The thermoelectric properties of silicon nanowires with different shapes, sizes, and orientations are theoretically investigated using sp3d5s∗ tight-binding model coupled with ballistic transport approach. We found that the thermoelectric properties significantly depend on nanowire geometry. Compared to [111] and [100] nanowires, n-doped and p-doped [110] nanowires show the worst performance in terms of power factor per cross-section area and figure of merit (ZT). As nanowire size decreases, thermoelectric properties of nanowires can be enhanced. As a result, triangular nanowires with side length of 1 nm have the best results of ZT and it can be enhanced to 1.5 and 0.85 for an n-type nanowire along [111] orientation and a p-type nanowire along [100] orientation, respectively.
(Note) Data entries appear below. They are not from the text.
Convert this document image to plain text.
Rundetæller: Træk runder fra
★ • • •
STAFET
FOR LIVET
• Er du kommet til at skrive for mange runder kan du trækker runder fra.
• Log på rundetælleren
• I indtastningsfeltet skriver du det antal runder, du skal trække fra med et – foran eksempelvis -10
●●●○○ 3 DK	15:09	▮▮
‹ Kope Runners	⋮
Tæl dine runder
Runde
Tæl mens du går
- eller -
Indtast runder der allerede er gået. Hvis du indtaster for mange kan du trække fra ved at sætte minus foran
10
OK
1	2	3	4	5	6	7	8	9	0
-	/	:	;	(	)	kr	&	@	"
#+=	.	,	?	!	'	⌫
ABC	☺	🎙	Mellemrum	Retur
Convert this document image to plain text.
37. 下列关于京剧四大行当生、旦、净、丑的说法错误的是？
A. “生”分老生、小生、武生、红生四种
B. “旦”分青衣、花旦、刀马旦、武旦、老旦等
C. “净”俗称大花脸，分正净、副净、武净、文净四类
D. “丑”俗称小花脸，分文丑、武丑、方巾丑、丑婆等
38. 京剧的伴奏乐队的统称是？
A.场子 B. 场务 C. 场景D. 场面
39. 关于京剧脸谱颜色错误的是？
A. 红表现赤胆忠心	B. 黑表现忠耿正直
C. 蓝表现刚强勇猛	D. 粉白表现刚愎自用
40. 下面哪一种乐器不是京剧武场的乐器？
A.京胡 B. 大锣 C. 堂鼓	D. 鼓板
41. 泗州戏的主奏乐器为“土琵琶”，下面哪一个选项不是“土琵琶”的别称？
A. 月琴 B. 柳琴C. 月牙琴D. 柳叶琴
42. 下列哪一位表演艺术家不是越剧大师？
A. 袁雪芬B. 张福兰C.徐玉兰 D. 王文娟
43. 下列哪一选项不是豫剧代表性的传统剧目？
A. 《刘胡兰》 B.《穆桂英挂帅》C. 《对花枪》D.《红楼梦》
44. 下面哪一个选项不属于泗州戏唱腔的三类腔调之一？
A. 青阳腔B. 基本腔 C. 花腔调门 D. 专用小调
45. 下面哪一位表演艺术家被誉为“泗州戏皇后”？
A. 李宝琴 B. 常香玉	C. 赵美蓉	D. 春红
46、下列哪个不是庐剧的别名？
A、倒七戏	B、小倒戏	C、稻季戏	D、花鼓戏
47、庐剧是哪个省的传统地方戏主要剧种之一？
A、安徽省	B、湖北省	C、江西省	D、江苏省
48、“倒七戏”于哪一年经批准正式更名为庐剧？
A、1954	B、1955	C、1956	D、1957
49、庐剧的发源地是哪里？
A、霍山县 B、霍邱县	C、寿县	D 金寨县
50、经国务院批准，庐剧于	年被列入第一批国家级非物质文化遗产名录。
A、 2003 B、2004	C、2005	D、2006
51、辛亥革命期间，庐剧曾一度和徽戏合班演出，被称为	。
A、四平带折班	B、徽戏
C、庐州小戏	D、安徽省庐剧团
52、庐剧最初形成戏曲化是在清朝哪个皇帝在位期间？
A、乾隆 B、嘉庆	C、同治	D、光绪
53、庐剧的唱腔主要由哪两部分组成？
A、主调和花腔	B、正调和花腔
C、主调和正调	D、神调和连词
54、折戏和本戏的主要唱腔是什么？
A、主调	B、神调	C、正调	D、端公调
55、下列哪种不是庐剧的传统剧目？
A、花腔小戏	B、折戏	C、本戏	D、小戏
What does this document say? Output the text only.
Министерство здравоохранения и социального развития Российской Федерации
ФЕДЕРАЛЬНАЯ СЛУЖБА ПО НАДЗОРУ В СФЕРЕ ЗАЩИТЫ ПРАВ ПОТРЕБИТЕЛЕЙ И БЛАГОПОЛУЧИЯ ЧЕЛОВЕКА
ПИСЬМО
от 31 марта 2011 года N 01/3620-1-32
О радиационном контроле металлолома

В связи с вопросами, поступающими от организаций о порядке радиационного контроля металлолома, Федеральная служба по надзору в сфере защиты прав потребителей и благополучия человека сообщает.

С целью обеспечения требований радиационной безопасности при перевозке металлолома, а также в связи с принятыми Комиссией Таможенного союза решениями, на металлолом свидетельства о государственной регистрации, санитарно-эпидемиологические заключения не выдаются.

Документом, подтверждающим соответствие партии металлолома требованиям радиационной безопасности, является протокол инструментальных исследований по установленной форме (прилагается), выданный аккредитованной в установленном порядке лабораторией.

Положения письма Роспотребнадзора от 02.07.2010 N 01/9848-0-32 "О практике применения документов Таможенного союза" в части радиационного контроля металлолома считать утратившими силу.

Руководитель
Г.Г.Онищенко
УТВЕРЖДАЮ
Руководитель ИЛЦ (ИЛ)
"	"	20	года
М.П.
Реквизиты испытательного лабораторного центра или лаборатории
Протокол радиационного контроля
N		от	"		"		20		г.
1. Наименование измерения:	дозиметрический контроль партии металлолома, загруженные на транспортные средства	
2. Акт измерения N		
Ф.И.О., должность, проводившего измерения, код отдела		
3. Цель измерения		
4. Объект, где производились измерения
For extremely narrow nanowires, thermoelectric properties are only dependent on the number of the transmission modes instead of material properties such as carrier effective mass. Moreover, cross-section shape and thermal conductance contributed by electrons play important roles in ZT while their influence can be ignored for large size nanowires. Even though smaller size nanowires have better performance with the consideration of the single nanowire thermoelectric properties, they might be less efficient than larger diameter nanowires, as packing space is not very dense.